Huck’s posts, which regularly attract thousands of visitors, are unique in their ability to evoke both modernity and antiquity, as well as provide a tentative explanation—a subtle one—about why today’s young people look to the past for answers about their identities and their futures.
Journal entry from December 22
I haven’t even told India and Cora about him, because they’d definitely tell me to snap out of it. Every time something gets written up about Elijah and Miss Tulip, I feel such a sense of pride, but it’s PRIVATE pride—like an intimate thing between Elijah and me.
Elijah fantasies:
• We’re in the Met. He pulls me off to the side, into some deserted corner, and starts kissing me.
• I’m standing in front of an ornate bookcase, studying it, hand on my chin. He comes up from behind and drapes himself over me. I spin around; we kiss.
• We’re on the subway. He reaches for my hand; I let him hold it. I look down at my lap and smile. There is electricity at the line where our legs touch.
Let me pause here and say that I know this seems like the most trivial, most bourgeoisie shit ever. I mean, a hipster fashion blog in which I dress in clothes from 1958? Please don’t lose heart, readers. This was my old life, remember. It’s as painful for me to relive this time as it is for you to hear about it, if not more so.
Anyway, I was his muse, but he wasn’t in love with me. Or was he? Therein lay the problem. He wanted to follow me around the city, photographing me in vintage clothes. He called me inte
resting. He listened to my problems and opened up about his. He told me that I could really rock a Jackie Kennedy head scarf and that I knew a thing or two about tastefully pairing prints. AND YET. He didn’t invite me over to his 107th Street apartment to kiss me. He didn’t even touch me, not even once to adjust me during a photo shoot. We took the subway together on weekends from Brooklyn to Manhattan to Queens, even rode the Staten Island Ferry together, but he didn’t so much as put his arm around me. There was always a thin barrier between us, which I chalked up to his position of power. And although sometimes this barrier was made of metal, sometimes it was made of a gauze that seemed thin enough to tear.

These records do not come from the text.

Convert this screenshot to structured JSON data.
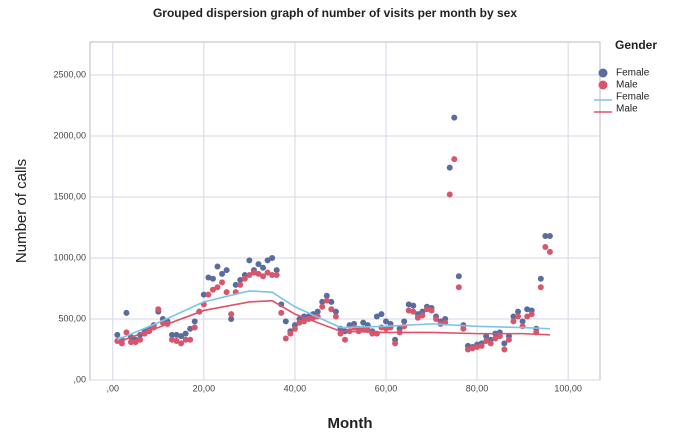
{
  "chart_data": {
    "type": "scatter",
    "title": "Grouped dispersion graph of number of visits per month by sex",
    "x_label": "Month",
    "y_label": "Number of calls",
    "legend_title": "Gender",
    "xlim": [
      -5,
      107
    ],
    "ylim": [
      0,
      2770
    ],
    "grid": true,
    "xticks": [
      {
        "value": 0,
        "label": ",00"
      },
      {
        "value": 20,
        "label": "20,00"
      },
      {
        "value": 40,
        "label": "40,00"
      },
      {
        "value": 60,
        "label": "60,00"
      },
      {
        "value": 80,
        "label": "80,00"
      },
      {
        "value": 100,
        "label": "100,00"
      }
    ],
    "yticks": [
      {
        "value": 0,
        "label": ",00"
      },
      {
        "value": 500,
        "label": "500,00"
      },
      {
        "value": 1000,
        "label": "1000,00"
      },
      {
        "value": 1500,
        "label": "1500,00"
      },
      {
        "value": 2000,
        "label": "2000,00"
      },
      {
        "value": 2500,
        "label": "2500,00"
      }
    ],
    "series": [
      {
        "name": "Female",
        "mode": "markers",
        "color": "#5a6c9e",
        "x": [
          1,
          2,
          3,
          4,
          5,
          6,
          7,
          8,
          9,
          10,
          11,
          12,
          13,
          14,
          15,
          16,
          17,
          18,
          19,
          20,
          21,
          22,
          23,
          24,
          25,
          26,
          27,
          28,
          29,
          30,
          31,
          32,
          33,
          34,
          35,
          36,
          37,
          38,
          39,
          40,
          41,
          42,
          43,
          44,
          45,
          46,
          47,
          48,
          49,
          50,
          51,
          52,
          53,
          54,
          55,
          56,
          57,
          58,
          59,
          60,
          61,
          62,
          63,
          64,
          65,
          66,
          67,
          68,
          69,
          70,
          71,
          72,
          73,
          74,
          75,
          76,
          77,
          78,
          79,
          80,
          81,
          82,
          83,
          84,
          85,
          86,
          87,
          88,
          89,
          90,
          91,
          92,
          93,
          94,
          95,
          96
        ],
        "values": [
          370,
          330,
          550,
          350,
          330,
          370,
          400,
          420,
          450,
          560,
          500,
          480,
          370,
          370,
          360,
          380,
          420,
          480,
          560,
          700,
          840,
          830,
          930,
          870,
          900,
          500,
          780,
          820,
          860,
          980,
          900,
          950,
          920,
          980,
          1000,
          900,
          620,
          480,
          400,
          450,
          500,
          520,
          520,
          540,
          560,
          640,
          690,
          640,
          560,
          420,
          400,
          450,
          460,
          420,
          470,
          450,
          400,
          520,
          540,
          480,
          460,
          330,
          420,
          480,
          620,
          610,
          540,
          560,
          600,
          590,
          520,
          480,
          500,
          1740,
          2150,
          850,
          450,
          280,
          270,
          290,
          300,
          360,
          330,
          380,
          390,
          300,
          360,
          520,
          560,
          480,
          580,
          570,
          420,
          830,
          1180,
          1180
        ]
      },
      {
        "name": "Male",
        "mode": "markers",
        "color": "#d8566c",
        "x": [
          1,
          2,
          3,
          4,
          5,
          6,
          7,
          8,
          9,
          10,
          11,
          12,
          13,
          14,
          15,
          16,
          17,
          18,
          19,
          20,
          21,
          22,
          23,
          24,
          25,
          26,
          27,
          28,
          29,
          30,
          31,
          32,
          33,
          34,
          35,
          36,
          37,
          38,
          39,
          40,
          41,
          42,
          43,
          44,
          45,
          46,
          47,
          48,
          49,
          50,
          51,
          52,
          53,
          54,
          55,
          56,
          57,
          58,
          59,
          60,
          61,
          62,
          63,
          64,
          65,
          66,
          67,
          68,
          69,
          70,
          71,
          72,
          73,
          74,
          75,
          76,
          77,
          78,
          79,
          80,
          81,
          82,
          83,
          84,
          85,
          86,
          87,
          88,
          89,
          90,
          91,
          92,
          93,
          94,
          95,
          96
        ],
        "values": [
          320,
          300,
          390,
          310,
          310,
          330,
          380,
          400,
          430,
          580,
          470,
          460,
          330,
          320,
          300,
          330,
          330,
          430,
          560,
          620,
          700,
          740,
          760,
          800,
          720,
          540,
          720,
          780,
          830,
          860,
          880,
          870,
          850,
          880,
          860,
          860,
          550,
          340,
          380,
          420,
          470,
          480,
          500,
          510,
          520,
          600,
          650,
          580,
          520,
          380,
          330,
          400,
          430,
          400,
          420,
          410,
          380,
          380,
          430,
          420,
          430,
          300,
          390,
          440,
          570,
          560,
          510,
          530,
          580,
          570,
          500,
          460,
          470,
          1520,
          1810,
          760,
          420,
          250,
          260,
          270,
          280,
          320,
          300,
          340,
          360,
          250,
          330,
          480,
          520,
          440,
          520,
          540,
          390,
          760,
          1090,
          1050
        ]
      },
      {
        "name": "Female",
        "mode": "line",
        "color": "#7cc4e6",
        "x": [
          1,
          10,
          20,
          30,
          35,
          40,
          50,
          60,
          70,
          80,
          90,
          96
        ],
        "values": [
          330,
          470,
          640,
          730,
          720,
          600,
          430,
          440,
          460,
          440,
          430,
          420
        ]
      },
      {
        "name": "Male",
        "mode": "line",
        "color": "#e0506a",
        "x": [
          1,
          10,
          20,
          30,
          35,
          40,
          50,
          60,
          70,
          80,
          90,
          96
        ],
        "values": [
          310,
          430,
          570,
          640,
          650,
          540,
          400,
          390,
          390,
          380,
          380,
          370
        ]
      }
    ]
  }
}
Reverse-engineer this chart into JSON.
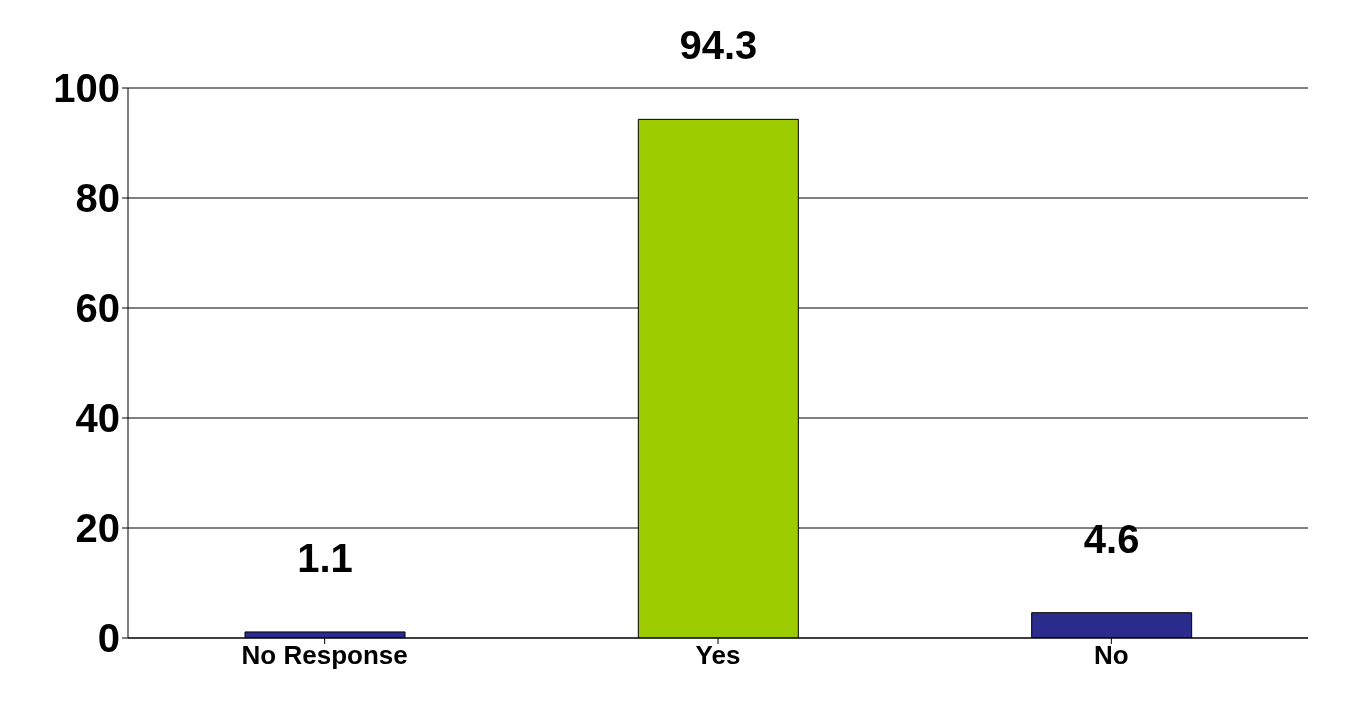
{
  "chart_data": {
    "type": "bar",
    "categories": [
      "No Response",
      "Yes",
      "No"
    ],
    "values": [
      1.1,
      94.3,
      4.6
    ],
    "colors": [
      "#2b2b8c",
      "#9ccc00",
      "#2b2b8c"
    ],
    "ylim": [
      0,
      100
    ],
    "yticks": [
      0,
      20,
      40,
      60,
      80,
      100
    ],
    "grid": "y",
    "data_labels": true
  }
}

Let me pause again for one more minute. At age sixteen, just as now, I was a fucking woman. It wasn’t that I needed his approval to exist. Even in this time of frissons and jittery stomachs, I knew my power without Elijah. I didn’t need him to kiss me. I just really wanted him to, and that wild desire made my body feel like it was on fire. I was in love, and it was the kind of love that made me forget myself.
So he didn’t kiss me, but he talked to me. He told me countless hilarious stories about Quare, academically rigorous and socially conscious, and encouraged me to apply, albeit in a buoyant, slightly jocular way. Until eleventh grade, he’d attended Westwood, Bowen’s prestigious brother school. (Quare was for students in the eleventh and twelfth grades only.) He’d grown frustrated, just as I was growing frustrated, with the stuffy, pretentious private school scene. (Even though I would never say that out loud.)